むしろ注目するほどに、その奇妙な踊りは激しさを増した。
「へんなの、って思って、無視することにしました」
だが、次の日以降も見かけた。
「時と場所を選ばないんですよ」
マンション二階のカーテン越しに、踊っているシルエットが映った。
コンビニの中に白いものがブレイクダンスをしていた。立ち読みしている人がぶつかり、驚いていた。
大学で授業中、中庭でムーンウォークしている姿を見かけた。やはり歩行者とぶつかり、一方的に突き飛ばした。
どれも、Sさん以外は認識できなかった。
「すぐブザーを鳴らせるよう、スマホアプリを入れました」
不審「者」でこそないが、周囲から即座に注目を得る手段が必要だった。
「都市伝説のくねくねは、見たら終わりです。けどこれは、むしろ見て欲しい様子です」
それでも、ルールや法則性はあるようだった。
「見え始めたのは、この眼鏡をつけてからでした」
裸眼では見えなかった。
眼鏡を外せば姿は消えた。
「それと、踊っている場所も、ガラス越しなんです」
Sさんのつけた眼鏡と、街中にあるガラス、透明な二重の向こうにしか姿を現さなかった。

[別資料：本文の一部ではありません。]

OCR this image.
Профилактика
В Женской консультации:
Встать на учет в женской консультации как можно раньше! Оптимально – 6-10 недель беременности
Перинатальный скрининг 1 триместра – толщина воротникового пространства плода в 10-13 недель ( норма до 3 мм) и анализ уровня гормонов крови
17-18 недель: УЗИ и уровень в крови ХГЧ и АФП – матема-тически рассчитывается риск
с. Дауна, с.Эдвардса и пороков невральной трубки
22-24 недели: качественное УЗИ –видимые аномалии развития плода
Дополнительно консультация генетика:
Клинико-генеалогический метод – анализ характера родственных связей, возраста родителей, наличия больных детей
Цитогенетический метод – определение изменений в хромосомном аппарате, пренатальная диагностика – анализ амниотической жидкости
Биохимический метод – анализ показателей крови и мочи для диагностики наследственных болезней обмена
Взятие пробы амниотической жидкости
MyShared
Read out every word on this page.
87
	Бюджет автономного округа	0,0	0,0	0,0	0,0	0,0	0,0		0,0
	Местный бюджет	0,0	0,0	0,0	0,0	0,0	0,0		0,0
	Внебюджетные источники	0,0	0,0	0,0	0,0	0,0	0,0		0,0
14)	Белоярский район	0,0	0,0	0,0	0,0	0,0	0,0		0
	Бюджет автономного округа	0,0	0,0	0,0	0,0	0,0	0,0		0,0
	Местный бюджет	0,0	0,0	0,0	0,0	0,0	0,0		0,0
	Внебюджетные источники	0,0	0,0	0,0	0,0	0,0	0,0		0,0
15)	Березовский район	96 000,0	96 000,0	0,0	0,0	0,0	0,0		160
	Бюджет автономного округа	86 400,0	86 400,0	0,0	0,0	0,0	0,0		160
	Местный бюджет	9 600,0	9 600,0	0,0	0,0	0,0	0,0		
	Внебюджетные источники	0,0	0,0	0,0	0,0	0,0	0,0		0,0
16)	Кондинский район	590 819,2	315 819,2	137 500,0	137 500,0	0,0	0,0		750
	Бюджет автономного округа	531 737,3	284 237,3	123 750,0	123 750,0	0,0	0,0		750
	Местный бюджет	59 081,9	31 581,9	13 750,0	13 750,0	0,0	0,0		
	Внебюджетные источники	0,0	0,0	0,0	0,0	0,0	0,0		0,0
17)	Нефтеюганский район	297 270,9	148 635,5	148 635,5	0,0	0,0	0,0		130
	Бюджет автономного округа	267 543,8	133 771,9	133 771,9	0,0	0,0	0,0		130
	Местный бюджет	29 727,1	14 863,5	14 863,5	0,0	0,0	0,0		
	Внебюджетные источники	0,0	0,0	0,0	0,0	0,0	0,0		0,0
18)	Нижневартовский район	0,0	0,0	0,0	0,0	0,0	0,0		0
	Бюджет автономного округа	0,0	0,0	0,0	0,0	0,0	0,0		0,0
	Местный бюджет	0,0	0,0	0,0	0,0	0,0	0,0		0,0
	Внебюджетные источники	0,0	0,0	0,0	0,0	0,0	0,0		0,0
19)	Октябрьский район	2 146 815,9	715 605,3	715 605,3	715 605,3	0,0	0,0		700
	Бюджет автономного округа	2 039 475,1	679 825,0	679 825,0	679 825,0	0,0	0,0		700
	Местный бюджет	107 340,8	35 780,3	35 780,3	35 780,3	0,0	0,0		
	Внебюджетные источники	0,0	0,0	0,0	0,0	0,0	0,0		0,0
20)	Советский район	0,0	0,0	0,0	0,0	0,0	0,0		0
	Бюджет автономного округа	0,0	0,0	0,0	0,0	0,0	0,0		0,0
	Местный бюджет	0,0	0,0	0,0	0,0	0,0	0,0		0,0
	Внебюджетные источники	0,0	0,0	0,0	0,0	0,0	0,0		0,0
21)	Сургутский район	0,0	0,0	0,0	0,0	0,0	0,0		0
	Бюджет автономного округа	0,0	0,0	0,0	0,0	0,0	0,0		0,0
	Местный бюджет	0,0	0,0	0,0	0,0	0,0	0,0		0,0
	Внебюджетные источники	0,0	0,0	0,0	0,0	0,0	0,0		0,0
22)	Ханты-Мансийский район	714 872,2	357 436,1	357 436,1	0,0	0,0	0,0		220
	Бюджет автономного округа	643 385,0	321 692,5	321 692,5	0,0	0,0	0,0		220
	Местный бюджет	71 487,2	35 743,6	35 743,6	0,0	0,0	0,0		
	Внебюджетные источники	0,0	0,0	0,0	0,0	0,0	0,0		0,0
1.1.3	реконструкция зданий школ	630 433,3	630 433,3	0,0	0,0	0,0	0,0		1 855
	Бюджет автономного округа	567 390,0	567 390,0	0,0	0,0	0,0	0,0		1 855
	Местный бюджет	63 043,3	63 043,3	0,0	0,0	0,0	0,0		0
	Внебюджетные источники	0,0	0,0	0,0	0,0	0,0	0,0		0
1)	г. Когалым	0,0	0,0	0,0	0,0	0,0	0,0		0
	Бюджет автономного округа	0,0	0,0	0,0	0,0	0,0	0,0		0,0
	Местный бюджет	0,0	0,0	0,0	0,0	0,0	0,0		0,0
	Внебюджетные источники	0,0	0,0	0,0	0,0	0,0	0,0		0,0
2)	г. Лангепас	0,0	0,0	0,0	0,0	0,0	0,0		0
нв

「変なもの、ではあるんですけど、離れた場所に出る変なもの、でもあるんです」
その白いものが踊る場は、どうあってもSさんに触れられない地点に限定された。
「たぶん、眼鏡を買った店が悪かったんですよね……」
正確には店名を憶えていないが、古物店で売られているのをかけたところ、ちょうど度が合っていたので購入した。
「すごく、いい眼鏡なんですけどね」
できるだけ眼鏡は外して生活しよう、そう決意した矢先だった。
「ふと、気づいたんですよ」
変わらず踊る存在は現れる。
「だんだん、その現れる地点が近づいてます」
一番最初に見かけたのはダンススタジオだ。
かなりの遠方に出現した。
次にマンション二階、それなりの距離がある。
その次はコンビニ、道を挟んだ反対側だ。
更にその次は大学構内。
出現地点は近づき続けた。
ついには、Sさんが信号待ちをしていた時、車の助手席で、白く踊る姿を見つけた。
「考えてみれば車の中も、条件に合います」
ガラスに隔たれた向こうだ。
Sさんは無視した。
「次の日も、見かけました」
それは車の中で踊っていた。
ただし今度は小型バスだった。
まだ始業前なのか、中に客は乗っていなかった。
「代わりに、その、いたんです」
一体ではなかった。
「見えただけで、十体くらい……」
バス内部がダンスホールと化していた。
Sさんには聞こえないアップテンポの曲がかかっていると思えた。
調子よく踊る内に、何体かが運転手に触れ、あるいは倒れ込んだ。
「急いで眼鏡を外しました」
運転手が眠そうにあくびをし、足に力を入れる様子がわかった。
その白いものに接触するたび、ぼんやりとする度合いが上がっているようだ。
また、感知こそできないものの、倒れたものの荷重を体に受けていた。
「朝で、通学時間でした」
周囲には子供たちがいた。
手を上げ、渡ろうとしていた。
運転手がまたあくびをした。
足に、さらに体重がかかったのが分かった。
アクセルを踏む動作だ。
「すぐに眼鏡をかけなおし、走りながらアプリのブザーを鳴らしました」
車が急発進し、直後に停止した。
それは、子供を押しのけたSさんの、すぐ目の前で止まった。
「本当に、ギリギリでした」
Sさんが鳴らした音に驚き誰もが振り返った。
倒れ込むようなSさんのすぐ前に、車のバンパーがあった。
「気づいたら、あの白く踊る集団は消えてました」
真っ青な顔をした運転手の顔だけがあった。
以後、白いそれらを見かけていない。
「けど、許しません」
次にあったらガラスを破壊してでも接近し、ぶん殴ってやるとSさんは決意している。